Nossa Visão – 21/11/2016

Retrospectiva

Os mercados globais reagiram às primeiras falas da presidente do FED, Janet Yellen, sobre política monetária após a eleição de Donald Trump. Em discurso realizado no Comitê Econômico do Congresso norte-americano, a board do Banco Central sinalizou que o Fomc pode elevar a taxa de juros na próxima reunião, marcada para os dias 13 e 14 de dezembro, se os dados a serem divulgados continuarem indicando melhora no mercado de trabalho e inflação em alta.

E os sinais continuam robustos. O Departamento de Trabalho dos EUA divulgaram que os pedidos semanais de auxílio-desemprego caíram até alcançar seu nível mais baixo desde o final de 1973. As autoridades registraram 235 mil pedidos na semana encerrada em 12 de novembro, uma queda de 7,5% na comparação com a semana anterior. Já a inflação mensal nos Estados Unidos continuou se acelerando em outubro, pelo terceiro mês consecutivo, segundo o Departamento do Trabalho. O índice de preços ao consumidor (IPC) subiu 0,4% em dados corrigidos por variações sazonais, confirmando as previsões dos analistas depois de ter avançado 0,3% em setembro. A construção de imóveis também subiu mais que o previsto em outubro, e alcançou seu nível mais alto em nove anos, indicou o departamento do Comércio.

Na zona do Euro, foi divulgado que o PIB cresceu 0,3% no terceiro trimestre ante o segundo, conforme a agência de estatísticas Eurostat. Na comparação anual, o avanço foi de 1,6%. Os resultados vieram em linha com as projeções.

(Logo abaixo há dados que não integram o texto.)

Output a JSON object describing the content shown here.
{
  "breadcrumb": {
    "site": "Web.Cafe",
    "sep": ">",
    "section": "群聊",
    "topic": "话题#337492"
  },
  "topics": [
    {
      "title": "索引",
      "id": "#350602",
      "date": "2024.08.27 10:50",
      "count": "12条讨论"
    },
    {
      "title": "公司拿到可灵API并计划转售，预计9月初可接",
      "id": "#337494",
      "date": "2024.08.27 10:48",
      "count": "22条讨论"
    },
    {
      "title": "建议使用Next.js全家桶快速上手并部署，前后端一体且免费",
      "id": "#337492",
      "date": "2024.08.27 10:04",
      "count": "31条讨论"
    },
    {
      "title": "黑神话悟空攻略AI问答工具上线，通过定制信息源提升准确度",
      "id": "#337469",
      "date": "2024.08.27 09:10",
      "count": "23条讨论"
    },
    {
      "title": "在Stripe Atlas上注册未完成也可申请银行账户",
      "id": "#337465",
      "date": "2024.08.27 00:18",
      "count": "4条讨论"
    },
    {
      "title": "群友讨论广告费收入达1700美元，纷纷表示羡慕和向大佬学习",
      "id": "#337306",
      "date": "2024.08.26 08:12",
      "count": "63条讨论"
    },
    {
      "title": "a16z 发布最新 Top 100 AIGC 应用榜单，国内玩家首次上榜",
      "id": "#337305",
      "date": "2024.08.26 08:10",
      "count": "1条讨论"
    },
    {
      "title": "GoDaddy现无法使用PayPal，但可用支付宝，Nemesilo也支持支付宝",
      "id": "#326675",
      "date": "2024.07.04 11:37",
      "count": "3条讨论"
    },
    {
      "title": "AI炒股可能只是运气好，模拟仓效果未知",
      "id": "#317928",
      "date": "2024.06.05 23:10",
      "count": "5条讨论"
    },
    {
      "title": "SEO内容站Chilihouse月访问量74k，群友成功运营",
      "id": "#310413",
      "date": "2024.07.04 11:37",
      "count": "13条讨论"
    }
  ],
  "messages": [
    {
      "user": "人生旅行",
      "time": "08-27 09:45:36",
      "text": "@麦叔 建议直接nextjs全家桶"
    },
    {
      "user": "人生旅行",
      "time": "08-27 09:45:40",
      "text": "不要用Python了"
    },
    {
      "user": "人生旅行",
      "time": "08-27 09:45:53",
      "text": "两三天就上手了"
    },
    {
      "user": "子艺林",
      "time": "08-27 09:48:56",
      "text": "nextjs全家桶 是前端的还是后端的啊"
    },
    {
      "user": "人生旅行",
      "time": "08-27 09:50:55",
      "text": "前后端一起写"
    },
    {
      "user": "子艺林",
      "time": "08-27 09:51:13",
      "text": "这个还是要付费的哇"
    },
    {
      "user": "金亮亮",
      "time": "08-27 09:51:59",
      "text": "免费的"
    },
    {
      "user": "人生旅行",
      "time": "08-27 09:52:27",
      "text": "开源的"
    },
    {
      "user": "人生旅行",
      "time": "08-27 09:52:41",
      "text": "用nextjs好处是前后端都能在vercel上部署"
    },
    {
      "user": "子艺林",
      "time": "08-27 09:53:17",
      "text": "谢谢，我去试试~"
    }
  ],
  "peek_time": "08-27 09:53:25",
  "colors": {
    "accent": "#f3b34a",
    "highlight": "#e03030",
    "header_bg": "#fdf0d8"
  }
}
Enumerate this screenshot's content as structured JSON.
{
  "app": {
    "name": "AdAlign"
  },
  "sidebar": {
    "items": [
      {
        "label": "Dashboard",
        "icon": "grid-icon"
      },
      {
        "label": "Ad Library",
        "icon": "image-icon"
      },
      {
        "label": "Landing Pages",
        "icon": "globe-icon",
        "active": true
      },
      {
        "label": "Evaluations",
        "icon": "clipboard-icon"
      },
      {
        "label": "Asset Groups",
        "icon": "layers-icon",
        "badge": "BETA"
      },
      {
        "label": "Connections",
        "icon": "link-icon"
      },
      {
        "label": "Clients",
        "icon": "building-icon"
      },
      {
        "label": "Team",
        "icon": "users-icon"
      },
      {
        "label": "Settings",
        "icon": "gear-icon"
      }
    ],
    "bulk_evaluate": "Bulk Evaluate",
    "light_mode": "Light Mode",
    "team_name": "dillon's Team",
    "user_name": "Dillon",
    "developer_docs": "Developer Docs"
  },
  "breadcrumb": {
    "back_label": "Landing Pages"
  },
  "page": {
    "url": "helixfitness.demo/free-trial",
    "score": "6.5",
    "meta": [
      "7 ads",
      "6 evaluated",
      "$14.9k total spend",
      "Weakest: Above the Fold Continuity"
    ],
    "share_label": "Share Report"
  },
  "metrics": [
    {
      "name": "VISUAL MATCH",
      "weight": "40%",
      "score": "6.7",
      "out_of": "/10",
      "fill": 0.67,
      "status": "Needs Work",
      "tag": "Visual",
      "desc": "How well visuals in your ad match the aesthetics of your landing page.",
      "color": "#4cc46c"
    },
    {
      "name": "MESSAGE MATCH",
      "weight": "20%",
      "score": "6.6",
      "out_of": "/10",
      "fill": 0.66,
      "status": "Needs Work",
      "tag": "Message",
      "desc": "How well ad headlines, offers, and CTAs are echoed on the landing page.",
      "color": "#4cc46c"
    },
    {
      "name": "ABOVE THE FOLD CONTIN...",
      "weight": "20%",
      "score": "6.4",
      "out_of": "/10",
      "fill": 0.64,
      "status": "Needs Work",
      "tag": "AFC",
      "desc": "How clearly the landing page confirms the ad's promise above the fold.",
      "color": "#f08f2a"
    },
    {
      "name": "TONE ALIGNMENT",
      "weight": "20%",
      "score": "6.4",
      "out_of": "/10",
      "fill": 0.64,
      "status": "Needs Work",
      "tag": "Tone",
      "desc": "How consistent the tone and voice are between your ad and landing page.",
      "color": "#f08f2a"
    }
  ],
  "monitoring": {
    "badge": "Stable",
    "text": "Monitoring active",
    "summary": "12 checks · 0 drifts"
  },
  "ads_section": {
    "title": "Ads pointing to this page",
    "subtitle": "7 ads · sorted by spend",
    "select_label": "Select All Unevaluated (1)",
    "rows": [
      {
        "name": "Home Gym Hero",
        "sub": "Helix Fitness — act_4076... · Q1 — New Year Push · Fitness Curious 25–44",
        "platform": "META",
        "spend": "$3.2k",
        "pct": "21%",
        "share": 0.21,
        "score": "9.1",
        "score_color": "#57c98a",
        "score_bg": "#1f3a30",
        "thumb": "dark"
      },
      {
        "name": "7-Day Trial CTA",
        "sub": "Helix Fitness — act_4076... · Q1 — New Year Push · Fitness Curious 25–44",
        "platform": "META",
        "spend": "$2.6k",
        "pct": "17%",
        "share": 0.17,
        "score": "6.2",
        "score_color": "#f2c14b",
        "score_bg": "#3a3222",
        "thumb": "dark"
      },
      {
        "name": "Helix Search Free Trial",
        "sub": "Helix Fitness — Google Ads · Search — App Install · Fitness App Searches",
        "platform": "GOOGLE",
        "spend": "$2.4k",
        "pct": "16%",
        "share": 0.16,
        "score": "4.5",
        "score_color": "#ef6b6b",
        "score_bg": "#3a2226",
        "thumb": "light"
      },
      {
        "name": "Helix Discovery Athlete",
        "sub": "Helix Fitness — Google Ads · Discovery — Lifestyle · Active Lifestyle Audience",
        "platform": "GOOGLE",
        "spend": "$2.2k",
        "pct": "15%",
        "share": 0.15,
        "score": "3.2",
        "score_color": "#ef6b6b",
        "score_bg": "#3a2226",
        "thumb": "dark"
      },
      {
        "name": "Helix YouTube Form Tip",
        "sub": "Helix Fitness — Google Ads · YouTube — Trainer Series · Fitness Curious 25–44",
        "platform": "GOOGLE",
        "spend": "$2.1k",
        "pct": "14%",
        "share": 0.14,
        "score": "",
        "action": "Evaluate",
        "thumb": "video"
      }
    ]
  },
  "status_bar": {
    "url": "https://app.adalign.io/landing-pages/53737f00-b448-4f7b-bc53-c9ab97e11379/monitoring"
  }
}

Por aqui, destaque para as primeiras palavras da autoridade monetária brasileira sobre os impactos da sucessão da presidência americana no Brasil. O presidente do Banco Central, Ilan Goldfajn, afirmou que a política monetária no Brasil não muda em nada, além de não acreditar que a política monetária dos países desenvolvidos sofra algum ajuste. Disse também que o país tem instrumentos adequados para absorver os choques externos, destacando a grande quantidade de reservas internacionais da ordem de US$ 380 bilhões. Sobre a recente volatilidade da moeda norte-americana, classificou como “movimentos de curto prazo” relacionados a fluxo de capitais. Entretanto, o Bacen vem atuando para defender a moeda e tranquilizar o mercado, via ração diária de swaps cambiais.

No campo político, destaque para o embate entre o presidente do Senado, Renan Calheiros, e o judiciário. Renan tem se esforçado pessoalmente no encaminhamento de medidas que afetam financeiramente, ou delimitam a atuação do Poder Judiciário, sendo a mais recente a criação de uma comissão especial que vai identificar salários maiores que o teto constitucional nos três poderes, a chamada “Comissão do Extrateto”. Seu objetivo é votar uma emenda constitucional  que derruba a vinculação remuneratória automática entre subsídios de agentes públicos, além de um projeto que prevê penas mais duras a quem comete o crime de abuso de autoridade.

No campo da economia, foi divulgado o Índice de Preços ao Consumidor Semanal – IPC-S, que marcou queda em 0,35% na semana de 15 de novembro. O resultado indicou que houve redução de 0,04 ponto percentual em relação ao 0,39% registrado na semana anterior. A redução da velocidade do aumento de preços em quatro das oito categorias que compõe o índice.

Depois de dois meses seguidos de queda, a atividade econômica registrou crescimento em setembro de 0,15%, na comparação com agosto, conforme o Índice de Atividade Econômica do IBC-Br, dessazonalizado. Em agosto, o índice caiu 1,01% e, em julho, 0,18%. No trimestre, o índice recuou 0,78% na comparação com o trimestre anterior, de abril a junho.

Para as bolsas internacionais a semana foi de alta, influenciadas pelo forte avanço nos contratos de petróleo e pelas declarações da chairwoman do FED, Janet Yellen, de que pretende levar o seu mandato à frente da instituição até o final, e sublinhar que o juro está próximo de subir em razão dos sinais de robustez da economia.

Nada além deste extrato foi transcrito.